Mahura bainhamensis
- Conservation status: Data Deficit (NZ TCS)

Scientific classification
- Kingdom: Animalia
- Phylum: Arthropoda
- Subphylum: Chelicerata
- Class: Arachnida
- Order: Araneae
- Infraorder: Araneomorphae
- Family: Agelenidae
- Genus: Mahura
- Species: M. bainhamensis
- Binomial name: Mahura bainhamensis Forster & Wilton, 1973

= Mahura bainhamensis =

- Authority: Forster & Wilton, 1973
- Conservation status: DD

Species of spider

Mahura bainhamensis is a species of Agelenidae that is endemic to New Zealand.

==Taxonomy==
This species was described in 1973 by Ray Forster and Cecil Wilton from a male specimen.
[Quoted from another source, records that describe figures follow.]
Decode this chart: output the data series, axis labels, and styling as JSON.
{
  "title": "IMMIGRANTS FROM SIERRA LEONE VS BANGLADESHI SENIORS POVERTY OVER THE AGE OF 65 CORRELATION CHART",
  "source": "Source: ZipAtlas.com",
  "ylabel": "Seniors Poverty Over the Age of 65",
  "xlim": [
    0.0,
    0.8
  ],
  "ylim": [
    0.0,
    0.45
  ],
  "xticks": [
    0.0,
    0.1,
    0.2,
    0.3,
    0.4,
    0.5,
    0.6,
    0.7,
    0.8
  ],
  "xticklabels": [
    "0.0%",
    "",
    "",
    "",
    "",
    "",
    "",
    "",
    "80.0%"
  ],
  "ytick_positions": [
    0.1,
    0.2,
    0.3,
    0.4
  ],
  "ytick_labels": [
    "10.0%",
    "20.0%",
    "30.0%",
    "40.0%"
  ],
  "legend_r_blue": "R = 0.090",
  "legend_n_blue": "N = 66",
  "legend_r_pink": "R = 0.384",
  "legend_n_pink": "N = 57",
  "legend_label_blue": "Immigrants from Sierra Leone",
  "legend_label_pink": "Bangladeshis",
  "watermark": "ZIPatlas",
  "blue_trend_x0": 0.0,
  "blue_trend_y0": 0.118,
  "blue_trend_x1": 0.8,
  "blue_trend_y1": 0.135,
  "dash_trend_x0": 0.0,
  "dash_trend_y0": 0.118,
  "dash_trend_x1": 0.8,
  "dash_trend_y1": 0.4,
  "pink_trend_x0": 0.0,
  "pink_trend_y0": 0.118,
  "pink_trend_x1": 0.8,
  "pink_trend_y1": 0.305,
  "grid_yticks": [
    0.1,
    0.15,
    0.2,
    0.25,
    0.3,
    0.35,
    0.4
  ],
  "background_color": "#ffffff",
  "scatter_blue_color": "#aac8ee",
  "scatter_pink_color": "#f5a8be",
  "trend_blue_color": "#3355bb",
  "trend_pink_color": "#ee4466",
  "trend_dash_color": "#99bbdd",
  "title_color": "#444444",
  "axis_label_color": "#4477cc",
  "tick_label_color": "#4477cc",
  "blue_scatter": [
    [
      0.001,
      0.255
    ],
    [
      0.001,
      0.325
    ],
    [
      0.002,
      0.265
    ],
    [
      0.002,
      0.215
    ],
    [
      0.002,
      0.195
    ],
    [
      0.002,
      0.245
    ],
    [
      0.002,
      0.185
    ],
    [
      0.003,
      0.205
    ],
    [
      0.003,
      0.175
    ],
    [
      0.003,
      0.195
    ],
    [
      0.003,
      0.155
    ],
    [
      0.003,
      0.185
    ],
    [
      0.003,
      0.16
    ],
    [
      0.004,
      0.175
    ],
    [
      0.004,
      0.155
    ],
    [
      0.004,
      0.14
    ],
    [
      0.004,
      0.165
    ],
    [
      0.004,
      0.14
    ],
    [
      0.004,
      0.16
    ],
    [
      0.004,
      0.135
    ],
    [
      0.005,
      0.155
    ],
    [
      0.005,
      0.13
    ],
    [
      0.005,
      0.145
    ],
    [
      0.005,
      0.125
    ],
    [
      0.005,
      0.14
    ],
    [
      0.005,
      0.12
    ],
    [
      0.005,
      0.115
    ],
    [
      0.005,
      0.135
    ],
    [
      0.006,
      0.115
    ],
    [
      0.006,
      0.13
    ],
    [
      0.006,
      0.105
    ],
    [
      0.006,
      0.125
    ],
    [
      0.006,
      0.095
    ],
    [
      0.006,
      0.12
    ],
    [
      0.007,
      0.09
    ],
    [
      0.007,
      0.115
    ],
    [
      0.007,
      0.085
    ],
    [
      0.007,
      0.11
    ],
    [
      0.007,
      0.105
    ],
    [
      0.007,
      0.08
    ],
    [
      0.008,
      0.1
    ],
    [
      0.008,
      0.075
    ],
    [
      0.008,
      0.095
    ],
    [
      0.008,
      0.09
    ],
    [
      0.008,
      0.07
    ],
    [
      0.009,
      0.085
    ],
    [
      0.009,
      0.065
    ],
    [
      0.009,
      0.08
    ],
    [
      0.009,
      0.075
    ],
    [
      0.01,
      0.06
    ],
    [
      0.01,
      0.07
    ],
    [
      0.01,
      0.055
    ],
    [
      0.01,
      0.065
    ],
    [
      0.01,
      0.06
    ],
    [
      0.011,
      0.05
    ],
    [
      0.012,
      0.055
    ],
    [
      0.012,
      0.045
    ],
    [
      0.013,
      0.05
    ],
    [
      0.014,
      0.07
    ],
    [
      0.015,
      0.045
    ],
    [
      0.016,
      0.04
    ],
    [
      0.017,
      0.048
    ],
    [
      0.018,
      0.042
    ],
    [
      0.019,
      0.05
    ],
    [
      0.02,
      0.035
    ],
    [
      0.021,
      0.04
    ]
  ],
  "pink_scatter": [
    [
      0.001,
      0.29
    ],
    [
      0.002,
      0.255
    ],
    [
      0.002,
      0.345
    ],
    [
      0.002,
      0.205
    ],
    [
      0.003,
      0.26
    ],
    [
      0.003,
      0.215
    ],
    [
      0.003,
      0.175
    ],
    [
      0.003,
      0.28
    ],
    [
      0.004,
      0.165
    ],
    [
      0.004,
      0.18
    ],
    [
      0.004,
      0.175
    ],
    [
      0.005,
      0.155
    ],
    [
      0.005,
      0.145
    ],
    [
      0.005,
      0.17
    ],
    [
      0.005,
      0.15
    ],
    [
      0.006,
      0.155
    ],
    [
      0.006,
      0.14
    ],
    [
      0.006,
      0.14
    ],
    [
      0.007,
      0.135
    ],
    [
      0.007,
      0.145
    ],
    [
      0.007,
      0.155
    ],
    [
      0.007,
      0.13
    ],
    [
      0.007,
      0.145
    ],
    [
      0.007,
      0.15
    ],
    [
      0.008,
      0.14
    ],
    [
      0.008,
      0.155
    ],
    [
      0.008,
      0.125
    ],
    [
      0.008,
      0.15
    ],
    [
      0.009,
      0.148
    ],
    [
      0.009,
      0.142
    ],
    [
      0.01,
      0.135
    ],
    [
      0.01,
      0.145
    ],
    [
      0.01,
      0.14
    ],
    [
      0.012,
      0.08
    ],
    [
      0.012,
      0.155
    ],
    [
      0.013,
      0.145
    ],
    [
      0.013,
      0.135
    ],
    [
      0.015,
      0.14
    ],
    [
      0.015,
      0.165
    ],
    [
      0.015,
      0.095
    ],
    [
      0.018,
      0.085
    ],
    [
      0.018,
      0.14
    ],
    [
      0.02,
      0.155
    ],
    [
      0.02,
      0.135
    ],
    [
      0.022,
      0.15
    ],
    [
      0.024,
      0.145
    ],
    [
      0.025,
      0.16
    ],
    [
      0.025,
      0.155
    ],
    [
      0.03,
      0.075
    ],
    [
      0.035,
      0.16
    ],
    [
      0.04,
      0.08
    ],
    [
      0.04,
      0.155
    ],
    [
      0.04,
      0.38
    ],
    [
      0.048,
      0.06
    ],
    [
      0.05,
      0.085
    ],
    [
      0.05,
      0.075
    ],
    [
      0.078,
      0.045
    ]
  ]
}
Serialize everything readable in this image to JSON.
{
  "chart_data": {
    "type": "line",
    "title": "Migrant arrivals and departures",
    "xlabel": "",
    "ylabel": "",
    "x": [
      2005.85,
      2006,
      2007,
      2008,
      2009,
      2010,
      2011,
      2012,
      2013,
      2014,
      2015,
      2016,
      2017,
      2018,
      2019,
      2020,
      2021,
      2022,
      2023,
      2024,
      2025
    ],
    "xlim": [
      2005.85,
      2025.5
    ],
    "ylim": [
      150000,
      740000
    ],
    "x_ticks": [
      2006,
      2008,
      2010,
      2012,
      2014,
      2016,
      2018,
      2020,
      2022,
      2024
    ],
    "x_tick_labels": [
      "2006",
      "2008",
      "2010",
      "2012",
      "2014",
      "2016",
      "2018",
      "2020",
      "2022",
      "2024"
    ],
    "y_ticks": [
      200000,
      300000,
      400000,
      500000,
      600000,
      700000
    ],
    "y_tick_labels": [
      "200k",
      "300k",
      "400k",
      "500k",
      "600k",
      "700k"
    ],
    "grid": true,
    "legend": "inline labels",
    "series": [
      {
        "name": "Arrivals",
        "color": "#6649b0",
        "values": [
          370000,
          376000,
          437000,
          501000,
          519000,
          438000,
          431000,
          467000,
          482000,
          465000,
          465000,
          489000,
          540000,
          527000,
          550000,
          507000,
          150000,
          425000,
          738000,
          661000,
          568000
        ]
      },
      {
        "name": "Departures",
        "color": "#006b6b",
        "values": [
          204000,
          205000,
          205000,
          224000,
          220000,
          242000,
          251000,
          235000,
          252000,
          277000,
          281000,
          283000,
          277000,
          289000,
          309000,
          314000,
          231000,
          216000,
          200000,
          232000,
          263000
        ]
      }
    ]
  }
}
The holotype is stored in Otago Museum.

==Description==
The male is recorded at 2.50mm in length. The cephalothorax and legs are pale cream. The abdomen is coloured black dorsally with pale markings.

==Distribution==
This species is only known from near Bainham in the Tasman District, New Zealand.

==Conservation status==
Under the New Zealand Threat Classification System, this species is listed as "Data Deficient" with the qualifiers of "Data Poor: Size" and "Data Poor: Trend".